Śmierć jest jedynym pewnym elementem naszego życia. Można też powiedzieć za Benjaminem Franklinem – śmierć i podatki! Każdy w swoim życiu będzie musiał najpierw zmierzyć się ze śmiercią bliskich i znajomych. Pisze o tym Waldemar Bawołek w swojej najnowszej książce „Pomarli” (Wydawnictwo Czarne).
Waldemar Bawołek często nazywany jest „kronikarzem Ciężkowic”, w swojej twórczości pozostaje również w swoich rodzinnych stronach. „Pomarli” to kolejna książka, której akcja dzieje się w tym miasteczku. Narrator przemierza ulice, które tak dobrze zna, przez tyle lat prawie nic się nie zmieniło. Brakuje tylko, albo aż, mieszkańców, przechodniów, których przez lata mijał, idąc do szkoły albo do sklepu. Pozostały po nich tylko wspomnienia, które zostaną z nim do końca życia.
Spacer po rodzinnym miasteczku przywołuje wspomnienia o zmarłych. Pierwsze dotyczy Genowefy Stępniowskiej, która odeszła w wieku 86 lat. Cały czas siedzi w swoim ogórku, wśród kwiatów i zieleni, choć tylko w wyobraźni narratora. A może naprawdę? Podchodzi do drucianej siatki, która odgradza jej działkę od reszty miasteczka.

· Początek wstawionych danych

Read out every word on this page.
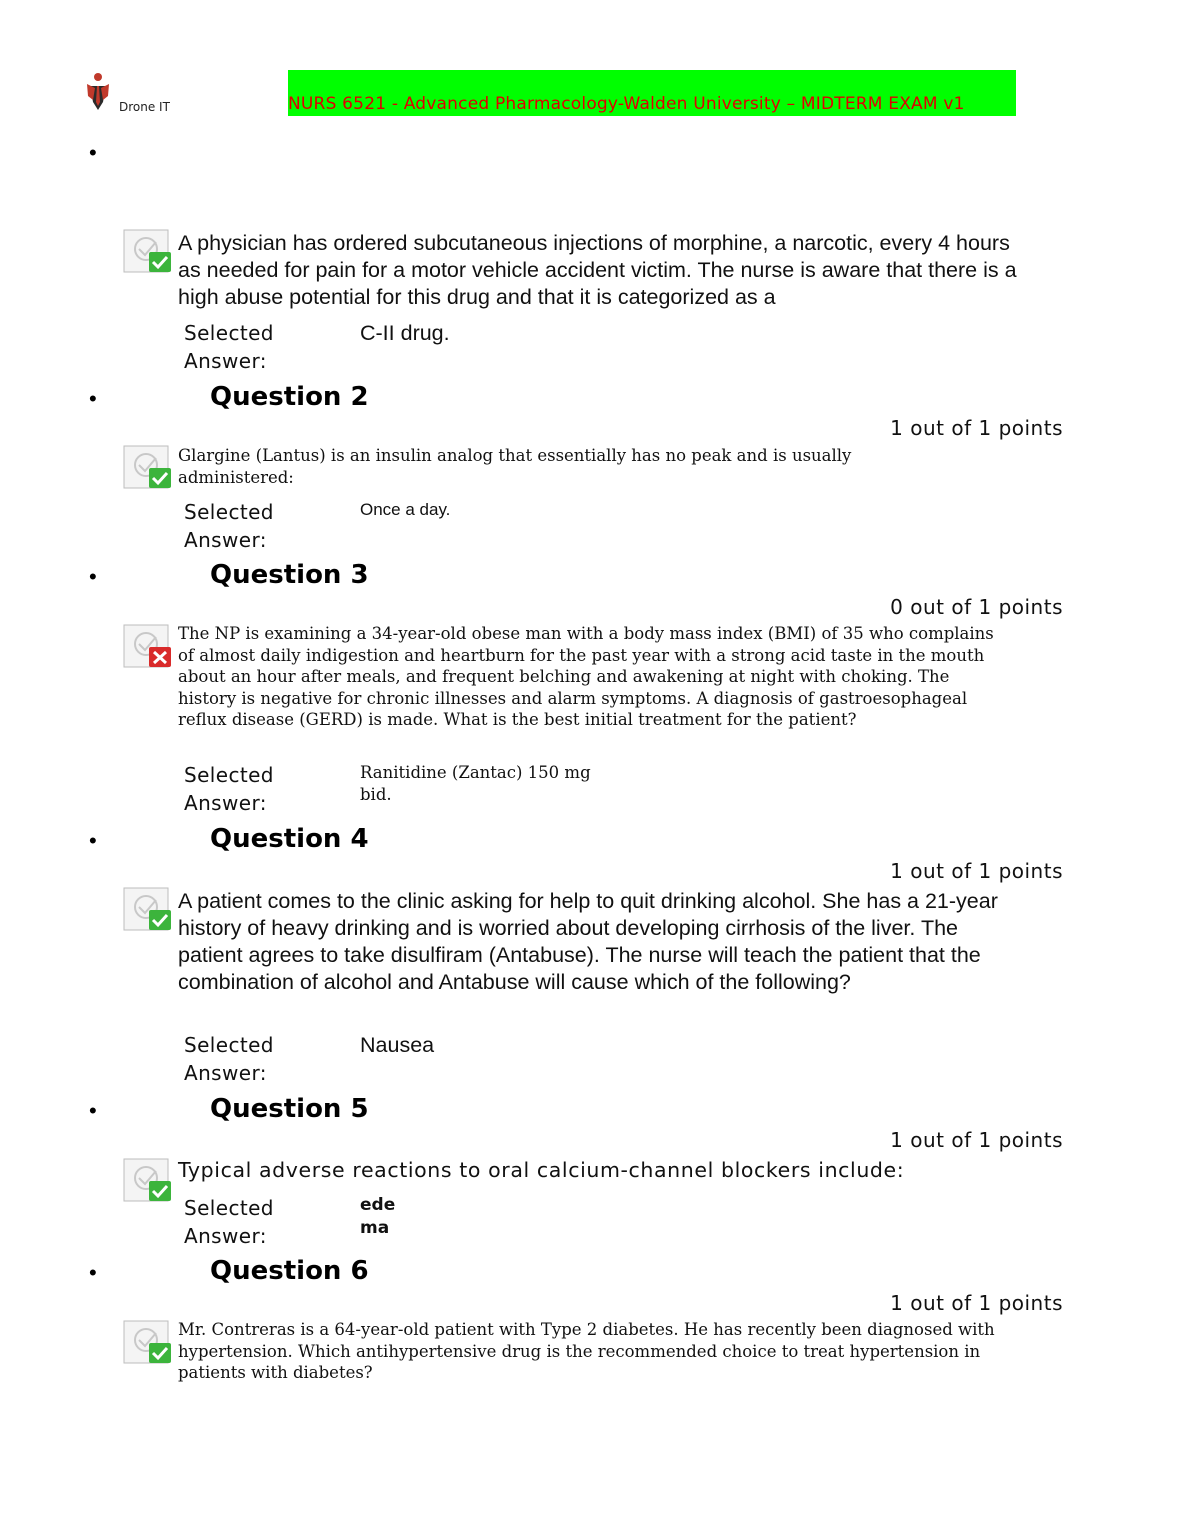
Drone IT	NURS 6521 - Advanced Pharmacology-Walden University – MIDTERM EXAM v1
•
A physician has ordered subcutaneous injections of morphine, a narcotic, every 4 hours as needed for pain for a motor vehicle accident victim. The nurse is aware that there is a high abuse potential for this drug and that it is categorized as a
Selected Answer:
C-II drug.
•	Question 2
1 out of 1 points
Glargine (Lantus) is an insulin analog that essentially has no peak and is usually administered:
Selected Answer:
Once a day.
•	Question 3
0 out of 1 points
The NP is examining a 34-year-old obese man with a body mass index (BMI) of 35 who complains of almost daily indigestion and heartburn for the past year with a strong acid taste in the mouth about an hour after meals, and frequent belching and awakening at night with choking. The history is negative for chronic illnesses and alarm symptoms. A diagnosis of gastroesophageal reflux disease (GERD) is made. What is the best initial treatment for the patient?
Selected Answer:
Ranitidine (Zantac) 150 mg bid.
•	Question 4
1 out of 1 points
A patient comes to the clinic asking for help to quit drinking alcohol. She has a 21-year history of heavy drinking and is worried about developing cirrhosis of the liver. The patient agrees to take disulfiram (Antabuse). The nurse will teach the patient that the combination of alcohol and Antabuse will cause which of the following?
Selected Answer:
Nausea
•	Question 5
1 out of 1 points
Typical adverse reactions to oral calcium-channel blockers include:
Selected Answer:
ede ma
•	Question 6
1 out of 1 points
Mr. Contreras is a 64-year-old patient with Type 2 diabetes. He has recently been diagnosed with hypertension. Which antihypertensive drug is the recommended choice to treat hypertension in patients with diabetes?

Jej numer to 52. Wszystko można policzyć – zmarłych w naszym życiu również.
W książce teraźniejszość miesza się z przeszłością, wspomnienia z rzeczywistością, a życie ze śmiercią. Wszystko wygląda jak sen, przeplata się w pełen obraz życia. To bardzo prywatny i intymny utwór, w którym narrator (utożsamiony z autorem – też ma na imię Waldemar) próbuje rozliczyć się również ze swoją przeszłością. Widzimy świat z różnych perspektyw – dziecka, nastolatka i dorosłego już Waldemara – cały cykl życia. Dzieciństwo, pierwsze kontakty seksualne, młodość i najbardziej wzruszający moment – pierwsze spotkanie Waldemara z jego wnukiem.
Czy nie jest trochę też tak, że nasze wspomnienia definiują to, kim naprawdę jesteśmy? Jak przez całe życie widzieliśmy innych? Czy patrzyliśmy na innych z nienawiścią i niechęcią? A może każdy wydawał się nam przyjazny, nawet jeżeli zrobił coś złego, szukaliśmy dla niego usprawiedliwienia?
Śmierć jest częścią życia – to główne przesłanie, które płynie z „Pomarłych” Waldemara Bawołka. To wielka tajemnica, której nigdy nie poznamy w całości, ale możemy ją zgłębiać. Pomoże nam w tym ta książka. Polecam!